Cynicism finally packed it’s bags today.
You may never know whether it might come back tomorrow. Or probably an hour hence. But let’s just enjoy the fact that, for once, the throbbing, messy, heated mass of humanity that is Calcutta seems to be a little more kind.
The six odd hours or so I spent participating in a certain candle-light vigil today, were tinged with just that much ….erm, for the loss of a better word… goodness? The day was long. The warmth lasted longer.
An old lady stopped by. Not a particularly healthy sample of old age. Unsteadily, she walked towards the altar. With a huge bag full of incredible home-made stuff. She had got it for us, she said. Because we were not accepting anything else. Biscuits and jam came out. And dalmoot. And bread and butter. And umpteen number of candles. She lit a candle. Signed the poster. “Boro hoye ar jai hok, sahosi hoyo”, she said. And went away. And came back in 5 minutes.
“Jam ar makhon diyechi. Haat diye toh makhate parbe na. Tai plastic er chamuch diyechi. Dhuye kheo.”
And then she was off. Nodding her head. And muttering, to the companion, “suicide noy…suicide noy.” Leaning on a walking stick. A bit unsteady still.
For some unknown reason. Or perhaps some reasons not-so-unknown, speech was lost at the moment.
“Beware the fury of a patient man” – a poster proclaimed. Beware indeed.
A labourer stopped. And stared. And painstakingly read the urdu posters.
“Can I pray here?”, he asked falteringly.
Well of course he could!
And so he squatted on the pavement, just infront of those candles. Closed his eyes, and prayed. For the man who was dead. For the girl who was not. And for all those who could-have-been. The Allah, if there ever was one, could not have found a better place to be present.
There was a father and a daughter. The former being an ex-student of that college.
“Kichu lagbe? Kichu lagbe?”, he kept asking.
It was a hot day, and could he get us a bottle of water please, we asked.
And the man was off in a jiffy. He came back in half-an-hour. With a carton of mineral water bottles! Kindness comes in big packs these days.
And then there was the man in the shades. Visually impaired and led by a companion.
“Amio kichu korte chai”, he was adament. And would not move. So we held his hand and helped him kneel, while, with faltering hands and a grim set of jaws he went about successfully lighting a candle. And just at that moment, the world seemed to shine just that little bit brighter.
The steady stream of people broke all boundaries today. They were people bent with old age. And there was the 4 year old child who took off his chappals before lighting the candle – his face a picture of concentration as he tried to protect the flames from the wind. Religion did not exist. Or perhaps did. Overwhelmingly. If you call humanity a religion.

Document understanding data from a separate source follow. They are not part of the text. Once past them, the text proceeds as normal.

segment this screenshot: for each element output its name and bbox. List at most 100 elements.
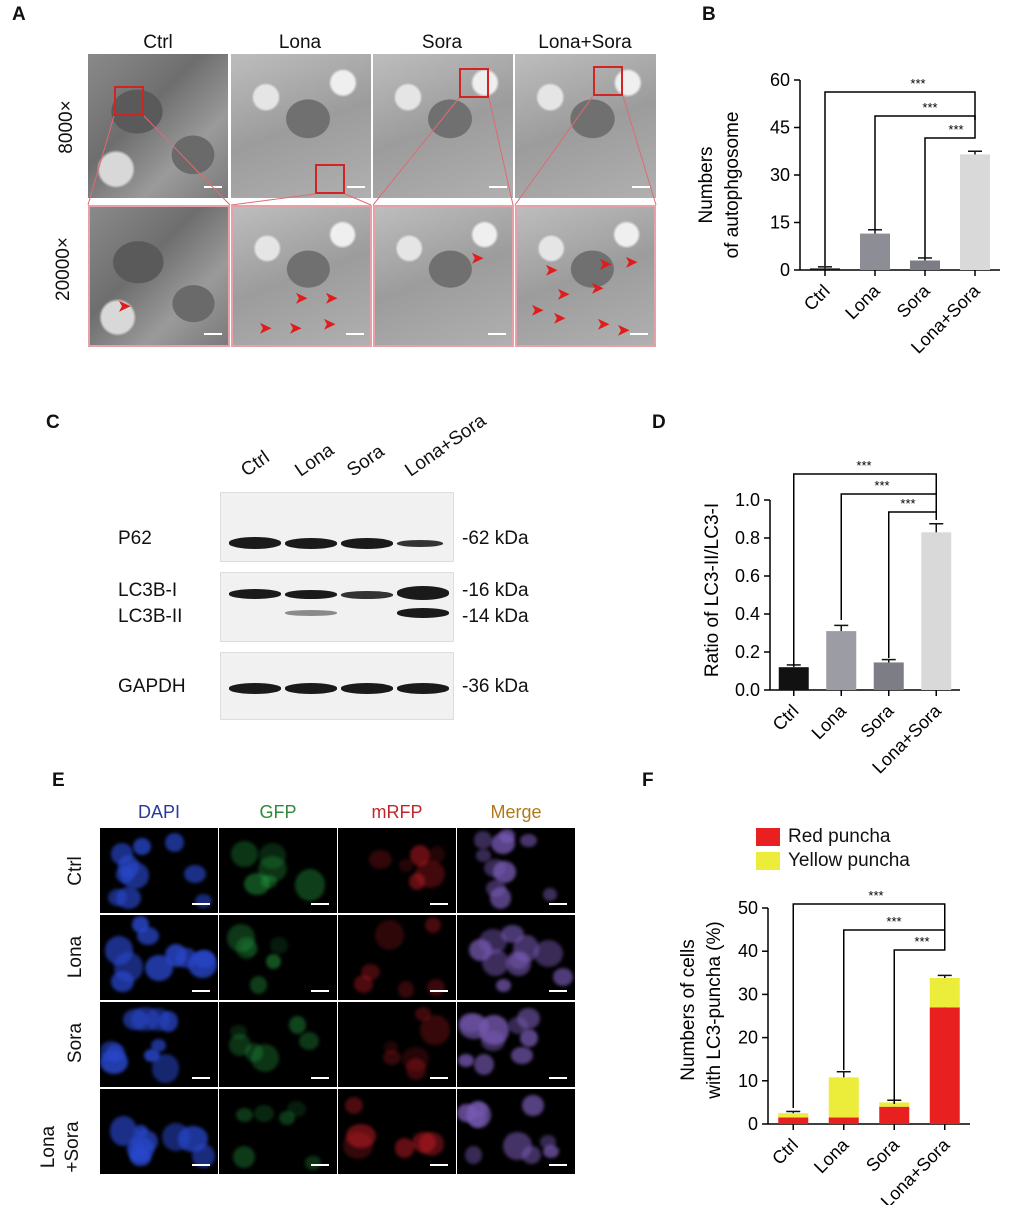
panel-e-letter: E (52, 770, 65, 791)
cell-nucleus (495, 979, 512, 993)
cell-nucleus (501, 924, 524, 944)
zoom-region-box (114, 86, 144, 116)
panel-f-chart: Numbers of cells with LC3-puncha (%) 0 10… (678, 888, 970, 1205)
band (397, 586, 449, 600)
cell-nucleus (261, 875, 277, 888)
scale-bar (632, 186, 650, 188)
scale-bar (549, 903, 567, 905)
panel-f-significance-1: *** (868, 888, 883, 903)
cell-nucleus (258, 843, 287, 869)
band (285, 683, 337, 694)
cell-nucleus (539, 1134, 557, 1149)
scale-bar (549, 1077, 567, 1079)
panel-d-significance-1: *** (856, 458, 871, 473)
panel-d-significance-3: *** (900, 496, 915, 511)
legend-swatch-red (756, 828, 780, 846)
cell-nucleus (489, 887, 511, 909)
y-tick-label: 50 (738, 898, 758, 918)
cell-nucleus (305, 1155, 321, 1171)
autophagosome-arrow-icon: ➤ (545, 262, 558, 279)
cell-nucleus (194, 950, 216, 968)
panel-e-row-ctrl: Ctrl (65, 856, 86, 886)
autophagosome-arrow-icon: ➤ (597, 316, 610, 333)
fluorescence-image (219, 1002, 337, 1087)
cell-nucleus (424, 916, 441, 934)
autophagosome-arrow-icon: ➤ (625, 254, 638, 271)
cell-nucleus (508, 952, 528, 970)
scale-bar (430, 1164, 448, 1166)
cell-nucleus (235, 1107, 253, 1122)
y-tick-label: 60 (770, 70, 790, 90)
autophagosome-arrow-icon: ➤ (325, 290, 338, 307)
em-lona-8000x-image (231, 54, 371, 198)
panel-f-ylabel-line1: Numbers of cells (678, 939, 699, 1081)
zoom-connector-lines (87, 95, 657, 206)
cell-nucleus (162, 1123, 190, 1152)
panel-a-col-lona-sora: Lona+Sora (538, 32, 632, 53)
panel-b-ylabel-line2: of autophgosome (722, 112, 743, 259)
x-tick-label: Ctrl (768, 1135, 802, 1169)
panel-d-chart: Ratio of LC3-II/LC3-I 0.0 0.2 0.4 0.6 0.8 1.0… (702, 458, 960, 777)
cell-nucleus (394, 1138, 415, 1158)
fluorescence-image (100, 1089, 218, 1174)
cell-nucleus (191, 1144, 215, 1169)
fluorescence-image (219, 1089, 337, 1174)
cell-nucleus (520, 1028, 539, 1047)
y-tick-label: 30 (770, 165, 790, 185)
cell-nucleus (343, 1132, 373, 1159)
band (341, 591, 393, 599)
fluorescence-image (457, 1089, 575, 1174)
scale-bar (346, 333, 364, 335)
fluorescence-image (457, 828, 575, 913)
cell-nucleus (402, 1046, 429, 1072)
cell-nucleus (414, 860, 445, 889)
cell-nucleus (295, 869, 325, 902)
cell-nucleus (468, 939, 492, 962)
cell-nucleus (231, 841, 258, 868)
x-tick-label: Lona (810, 1134, 853, 1177)
em-sora-8000x-image (373, 54, 513, 198)
cell-nucleus (458, 1053, 474, 1067)
cell-nucleus (131, 1006, 161, 1031)
kda-p62: -62 kDa (462, 528, 529, 549)
autophagosome-arrow-icon: ➤ (259, 320, 272, 337)
panel-c-letter: C (46, 412, 60, 433)
cell-nucleus (397, 981, 415, 998)
cell-nucleus (229, 1033, 251, 1057)
cell-nucleus (420, 1014, 450, 1046)
scale-bar (192, 1077, 210, 1079)
cell-nucleus (398, 859, 413, 873)
fluorescence-image (338, 1089, 456, 1174)
x-tick-label: Sora (857, 700, 899, 742)
panel-b-chart: Numbers of autophgosome 0 15 30 45 60 Ctrl Lon… (696, 70, 1000, 357)
x-tick-label: Ctrl (769, 701, 803, 735)
cell-nucleus (106, 1043, 126, 1063)
bar (910, 260, 940, 270)
significance-bracket (840, 493, 937, 620)
panel-e-row-lona-sora-line1: Lona (38, 1125, 59, 1169)
bar (778, 1113, 809, 1118)
y-tick-label: 15 (770, 213, 790, 233)
cell-nucleus (344, 1097, 363, 1115)
bar (873, 662, 904, 690)
cell-nucleus (361, 963, 380, 981)
cell-nucleus (411, 1132, 437, 1154)
blot-lc3b (220, 572, 454, 642)
autophagosome-arrow-icon: ➤ (553, 310, 566, 327)
significance-bracket (888, 511, 937, 658)
significance-bracket (893, 934, 946, 1104)
cell-nucleus (257, 855, 288, 882)
bar (929, 977, 960, 1008)
cell-nucleus (137, 926, 160, 945)
y-tick-label: 45 (770, 118, 790, 138)
cell-nucleus (522, 1095, 544, 1116)
panel-b-ylabel-line1: Numbers (696, 146, 717, 223)
cell-nucleus (151, 1039, 167, 1053)
fluorescence-image (338, 1002, 456, 1087)
cell-nucleus (410, 845, 431, 866)
em-lona-20000x-image: ➤ ➤ ➤ ➤ ➤ (231, 205, 372, 347)
panel-e-row-lona-sora-line2: +Sora (62, 1121, 83, 1173)
band (397, 683, 449, 694)
bar (879, 1102, 910, 1107)
fluorescence-image (219, 915, 337, 1000)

A traffic constable stopped. And signed. The press-photographer went crazy clicking. The constable lit the candle. And then came back and demanded that his photos be deleted. “Ami gorib manush bhai, photo dekhle ber kore debe”. The fear just refuses to go away sometimes.
There was a Canadian couple. And two Spanish ladies. The Canadians heard. And wanted to do something..anything. The Spanish people knew already. And cared. And had come to sign, light, pray.
Given half-a-chance, I could go on and on today. About how a ragpicker came and lit a candle. And was adament that he wanted to sign. He couldn’t. He was illiterate. So we signed for him instead. I can tell you about the young man with the Korpur sticks. Who burnt his hands, but was determined to light them nevertheless. The stories, once they start spilling out, could fill a book. And for today, I will overlook the fact that for every person who took time out to pray and light, 5 people walked by nonchalantly. And a few more vehemently refused to sign. For today, lets concentrate on the humanity instead.
“Love is asking the police for permission”, a poster proclaimed. It did. It still does. It will probably continue to do so.
But today, for those few hours, with the police station just a few feet away, it didn’t. Calcutta loved and cared. And while they were at it, permission was not asked for.